30 July 2015

Editorial: Beware China’s ‘Basing’ Strategy - Former US Navy Chief

By Prashanth Parameswaran

Admiral Gary Roughead issues a warning about Beijing’s growing network of ‘places.’

China is developing a widening network of strategic ‘bases’ that further heightens the challenge it poses to the United States, a former U.S. naval chief told a conference Tuesday.

Beijing has already sought to secure access and rights in strategic countries to boost its influence and support its naval forces as it deploys them further out for patrols in the Indian Ocean or anti-piracy operations in the Horn of Africa. These include ports in Oman, Pakistan and Djibouti.

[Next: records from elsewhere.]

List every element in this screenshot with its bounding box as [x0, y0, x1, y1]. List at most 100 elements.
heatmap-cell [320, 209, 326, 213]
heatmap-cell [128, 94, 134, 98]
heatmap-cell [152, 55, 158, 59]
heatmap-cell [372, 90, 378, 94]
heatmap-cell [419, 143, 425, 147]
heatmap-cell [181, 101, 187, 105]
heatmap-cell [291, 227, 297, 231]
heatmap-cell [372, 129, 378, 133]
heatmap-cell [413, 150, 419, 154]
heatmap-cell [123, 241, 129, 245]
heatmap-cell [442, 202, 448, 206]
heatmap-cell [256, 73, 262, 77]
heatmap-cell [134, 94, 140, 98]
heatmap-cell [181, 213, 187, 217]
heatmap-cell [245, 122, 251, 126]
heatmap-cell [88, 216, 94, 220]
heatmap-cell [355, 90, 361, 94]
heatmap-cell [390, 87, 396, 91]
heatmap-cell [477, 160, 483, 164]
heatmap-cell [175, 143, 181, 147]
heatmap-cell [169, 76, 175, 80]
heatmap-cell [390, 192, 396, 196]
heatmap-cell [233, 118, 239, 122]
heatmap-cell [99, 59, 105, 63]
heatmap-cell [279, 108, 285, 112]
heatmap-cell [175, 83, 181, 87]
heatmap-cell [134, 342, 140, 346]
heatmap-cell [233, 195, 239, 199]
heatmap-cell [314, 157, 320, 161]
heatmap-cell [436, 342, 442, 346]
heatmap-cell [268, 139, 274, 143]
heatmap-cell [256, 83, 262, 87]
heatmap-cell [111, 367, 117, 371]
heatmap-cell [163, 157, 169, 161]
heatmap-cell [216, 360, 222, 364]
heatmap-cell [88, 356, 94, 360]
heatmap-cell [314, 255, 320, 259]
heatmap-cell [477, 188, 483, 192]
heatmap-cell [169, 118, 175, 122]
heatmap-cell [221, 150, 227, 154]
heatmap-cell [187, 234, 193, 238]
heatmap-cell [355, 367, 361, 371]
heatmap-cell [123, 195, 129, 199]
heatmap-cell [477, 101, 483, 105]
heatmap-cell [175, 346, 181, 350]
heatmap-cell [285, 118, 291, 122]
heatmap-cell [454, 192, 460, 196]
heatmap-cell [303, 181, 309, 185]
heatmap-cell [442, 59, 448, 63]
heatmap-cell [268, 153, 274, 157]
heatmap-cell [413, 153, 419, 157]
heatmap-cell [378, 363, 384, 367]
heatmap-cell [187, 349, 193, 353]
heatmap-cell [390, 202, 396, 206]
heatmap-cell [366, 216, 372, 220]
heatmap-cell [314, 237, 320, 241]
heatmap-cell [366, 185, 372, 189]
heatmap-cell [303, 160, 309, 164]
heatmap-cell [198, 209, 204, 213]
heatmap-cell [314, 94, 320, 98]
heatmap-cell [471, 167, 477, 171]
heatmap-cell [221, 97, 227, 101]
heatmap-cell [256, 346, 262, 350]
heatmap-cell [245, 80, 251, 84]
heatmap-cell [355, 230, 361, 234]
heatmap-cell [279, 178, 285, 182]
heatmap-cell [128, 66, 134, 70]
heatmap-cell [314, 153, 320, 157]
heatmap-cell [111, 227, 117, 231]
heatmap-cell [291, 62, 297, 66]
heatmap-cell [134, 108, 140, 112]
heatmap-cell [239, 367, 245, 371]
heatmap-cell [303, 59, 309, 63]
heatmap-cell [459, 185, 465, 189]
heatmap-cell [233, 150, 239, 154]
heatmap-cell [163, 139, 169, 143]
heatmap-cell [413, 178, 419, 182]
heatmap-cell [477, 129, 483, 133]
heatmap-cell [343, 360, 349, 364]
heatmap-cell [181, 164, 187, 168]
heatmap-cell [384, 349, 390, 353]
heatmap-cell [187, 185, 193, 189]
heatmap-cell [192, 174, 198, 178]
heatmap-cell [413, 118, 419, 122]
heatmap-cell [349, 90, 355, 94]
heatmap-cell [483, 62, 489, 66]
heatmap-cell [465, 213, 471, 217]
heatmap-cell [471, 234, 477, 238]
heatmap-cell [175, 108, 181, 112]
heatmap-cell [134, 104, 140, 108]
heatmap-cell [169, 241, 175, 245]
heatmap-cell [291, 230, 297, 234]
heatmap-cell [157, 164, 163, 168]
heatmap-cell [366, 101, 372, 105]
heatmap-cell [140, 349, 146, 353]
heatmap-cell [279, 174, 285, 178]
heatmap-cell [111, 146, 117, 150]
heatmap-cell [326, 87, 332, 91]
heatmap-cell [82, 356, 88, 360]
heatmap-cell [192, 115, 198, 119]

But Admiral Gary Roughead, the former Chief of Naval Operations, told a two-day conference at the Center for Naval Analyses that Beijing may be looking to expand its network of distributed, critical outposts across regions for various functions including projecting power, establishing necessary supporting infrastructure and gathering intelligence. New nodes, Roughead said, may include Greece to establish a foothold in the energy-rich Eastern Meditteranean and even Iran which already has a burgeoning maritime partnership with Beijing.

“We are beginning to see the Chinese version of ‘places not bases’,” Roughead said in his keynote address, using the term U.S. officials use to distinguish between older, tighter agreements it had with allies like Japan to permanently station forces there and looser pacts offering temporary and limited access to facilities as with Singapore.